Notification

×

Iklan

Iklan

Nekat Olahraga Sebelum Sahur? Dokter Bongkar Risiko dan Cara Aman Biar Tak Tumbang Saat Puasa

Februari 23, 2026 Last Updated 2026-02-22T23:54:15Z

 

Olahraga saat puasa kerap menjadi dilema, terutama soal waktu terbaik untuk berlatih. Salah satu pilihan yang mulai banyak dipertimbangkan adalah olahraga sebelum sahur. Namun, apakah aman atau justru membuat tubuh cepat lelah sepanjang hari?


Dokter spesialis kedokteran olahraga dari Rumah Sakit Pondok Indah Bintaro Jaya, Risky Dwi Rahayu, menjelaskan bahwa olahraga sebelum sahur pada dasarnya boleh dilakukan saat puasa. Namun, ada syarat penting yang tidak boleh diabaikan: kualitas tidur dan pemulihan tubuh.


“Secara prinsip boleh saja, tetapi harus dipastikan waktu tidurnya cukup, karena tidur adalah bagian penting dari recovery,” ujarnya dalam jumpa pers daring, Rabu (18/2/2026).




Tantangan Utama: Waktu Tidur dan Pemulihan


Olahraga sebelum sahur berarti memangkas waktu istirahat malam. Jika jam tidur berkurang tanpa diganti di waktu lain, tubuh berisiko mengalami kelelahan.


Kurang tidur dapat menurunkan konsentrasi, daya tahan tubuh, hingga performa fisik di siang hari saat berpuasa. Padahal, tidur berperan penting dalam proses perbaikan jaringan otot dan pemulihan energi setelah latihan.


Tanpa pemulihan yang cukup, manfaat olahraga tidak akan maksimal dan justru bisa berdampak sebaliknya.


Cocok untuk Siapa?


Latihan dini hari umumnya lebih sering dilakukan atlet atau individu dengan jadwal padat. Keuntungannya, setelah berolahraga seseorang bisa langsung makan sahur untuk mengganti energi yang terpakai.


Namun, bagi pekerja kantoran atau pelajar yang tetap beraktivitas penuh sejak pagi, pola ini perlu dipertimbangkan matang. Jika setelah latihan masih harus beraktivitas tanpa istirahat tambahan, tubuh bisa terasa lebih cepat lelah.


Atur Intensitas dan Durasi Latihan


Agar tetap aman, intensitas olahraga harus disesuaikan dengan kondisi tubuh. Metode talk test bisa digunakan—jika masih bisa berbicara tanpa terengah-engah, berarti intensitasnya masih dalam batas aman.


Durasi latihan ideal berkisar antara 30–60 menit.
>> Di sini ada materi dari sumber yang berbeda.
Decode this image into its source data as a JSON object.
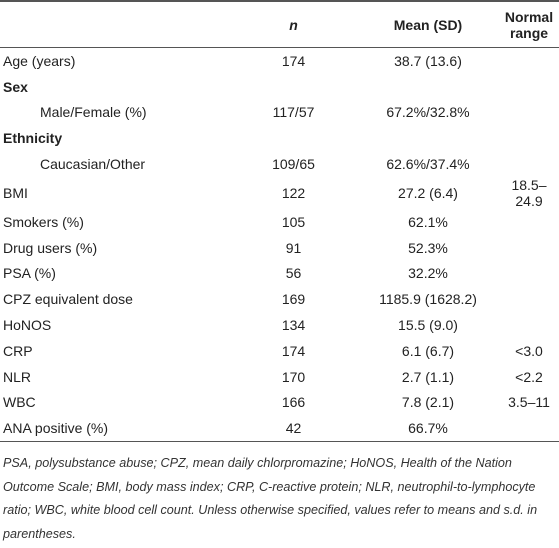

Waktu tersebut cukup untuk menjaga kebugaran tanpa menguras energi berlebihan. Latihan yang terlalu lama berisiko membuat tubuh kehabisan tenaga sebelum aktivitas harian dimulai.


Perhatikan Asupan Sahur


Salah satu keuntungan olahraga sebelum sahur adalah tubuh bisa langsung mendapatkan asupan nutrisi setelah latihan.


Karbohidrat kompleks membantu memulihkan cadangan energi, protein mendukung perbaikan otot, dan cairan cukup mencegah dehidrasi selama puasa. Menu sahur sebaiknya seimbang dan tidak berlebihan agar tubuh tetap terasa ringan sepanjang hari.


Kenali Tanda Tubuh Kelelahan


Jika setelah latihan muncul gejala seperti sangat lelah, pusing, atau sulit berkonsentrasi sepanjang hari, jadwal dan pola olahraga perlu dievaluasi.


Setiap orang memiliki batas kemampuan berbeda. Menyesuaikan intensitas dan waktu latihan dengan kondisi fisik menjadi kunci agar puasa tetap lancar dan tubuh tetap bugar.


Siapa yang Perlu Lebih Berhati-hati?


Orang dengan penyakit seperti diabetes, hipertensi, atau gangguan jantung sebaiknya berkonsultasi terlebih dahulu dengan dokter sebelum memilih olahraga dini hari. Ibu hamil dan menyusui juga perlu mempertimbangkan kebutuhan energi tambahan.


Pada akhirnya, olahraga sebelum sahur aman dilakukan selama waktu tidur dan pemulihan tetap terjaga. Dengan pengaturan intensitas, durasi, serta asupan nutrisi yang tepat, latihan dini hari bisa menjadi alternatif sehat tanpa mengganggu ibadah puasa.